Kelly Bannister (Ph.D.) is Co-Director of the POLIS Project on Ecological Governance at the Centre for Global Studies, University of Victoria and a steering committee member of the IPinCH project. Her background is in ethnobiology and she specializes in ecological governance and applied research ethics, focusing on ethical and legal issues in research involving biodiversity, Indigenous knowledge and cultural heritage. Her work has focused on the role of governance tools and processes (such as ethical codes, codes of conduct, community research protocols, and research agreements) to address power relations and facilitate equitable research practices in collaborative research. Her current interests explore what relational ethics, inter-cultural communication, and peace-making offer to research ethics policy and practice.

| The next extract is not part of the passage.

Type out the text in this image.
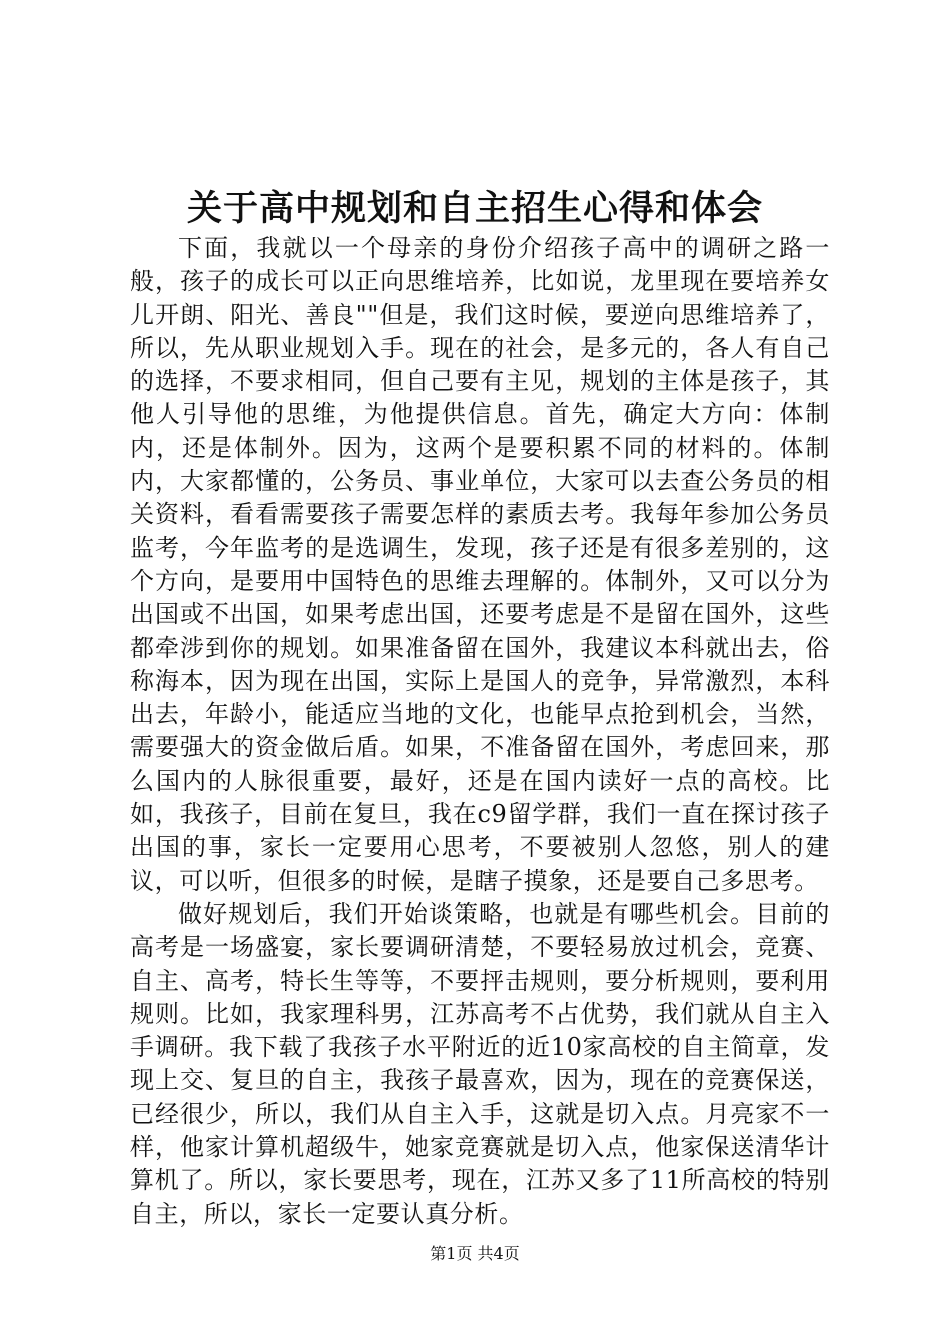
关于高中规划和自主招生心得和体会

下面，我就以一个母亲的身份介绍孩子高中的调研之路一般，孩子的成长可以正向思维培养，比如说，龙里现在要培养女儿开朗、阳光、善良""但是，我们这时候，要逆向思维培养了，所以，先从职业规划入手。现在的社会，是多元的，各人有自己的选择，不要求相同，但自己要有主见，规划的主体是孩子，其他人引导他的思维，为他提供信息。首先，确定大方向：体制内，还是体制外。因为，这两个是要积累不同的材料的。体制内，大家都懂的，公务员、事业单位，大家可以去查公务员的相关资料，看看需要孩子需要怎样的素质去考。我每年参加公务员监考，今年监考的是选调生，发现，孩子还是有很多差别的，这个方向，是要用中国特色的思维去理解的。体制外，又可以分为出国或不出国，如果考虑出国，还要考虑是不是留在国外，这些都牵涉到你的规划。如果准备留在国外，我建议本科就出去，俗称海本，因为现在出国，实际上是国人的竞争，异常激烈，本科出去，年龄小，能适应当地的文化，也能早点抢到机会，当然，需要强大的资金做后盾。如果，不准备留在国外，考虑回来，那么国内的人脉很重要，最好，还是在国内读好一点的高校。比如，我孩子，目前在复旦，我在c9留学群，我们一直在探讨孩子出国的事，家长一定要用心思考，不要被别人忽悠，别人的建议，可以听，但很多的时候，是瞎子摸象，还是要自己多思考。

做好规划后，我们开始谈策略，也就是有哪些机会。目前的高考是一场盛宴，家长要调研清楚，不要轻易放过机会，竞赛、自主、高考，特长生等等，不要抨击规则，要分析规则，要利用规则。比如，我家理科男，江苏高考不占优势，我们就从自主入手调研。我下载了我孩子水平附近的近10家高校的自主简章，发现上交、复旦的自主，我孩子最喜欢，因为，现在的竞赛保送，已经很少，所以，我们从自主入手，这就是切入点。月亮家不一样，他家计算机超级牛，她家竞赛就是切入点，他家保送清华计算机了。所以，家长要思考，现在，江苏又多了11所高校的特别自主，所以，家长一定要认真分析。

第1页 共4页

Kelly has been involved in ethics policy research, analysis and development – locally, nationally and internationally – in a variety of capacities over the last 14 years. For several years she served on the Research Ethics Board for the University of Victoria. She has assisted Aboriginal organizations in developing their own research ethics policies. She has served as a consultant and expert advisor to Environment Canada on developing national Access and Benefit Sharing (ABS) policy and legislation under the Convention of Biological Diversity, promoting a strategy involving national guidelines for access and benefit-sharing of biological/genetic resources and associated traditional knowledge.
Kelly was a member of the CIHR Aboriginal Ethics Working Group that developed the CIHR Guidelines for Health Research Involving Aboriginal People in effect from May 2007 until December 2010. She was also a member of the Interagency Advisory Panel on Research Ethics’ Technical Advisory Committee on Aboriginal Research (PRE-TACAR) as part of the Panel’s Aboriginal Research Ethics Initiative (AREI) that advised on Chapter 9 in the second edition of the Tri-Council Policy Statement: Ethical Conduct for Research Involving Humans (TCPS2) . She co-chairs the Ethics Program for the International Society of Ethnobiology (ISE). She facilitated the completion of the ISE Code of Ethics in 2006 and is currently facilitating development of an online ethics toolkit to promote the values, principles, and practices upon which the Code of Ethics is based.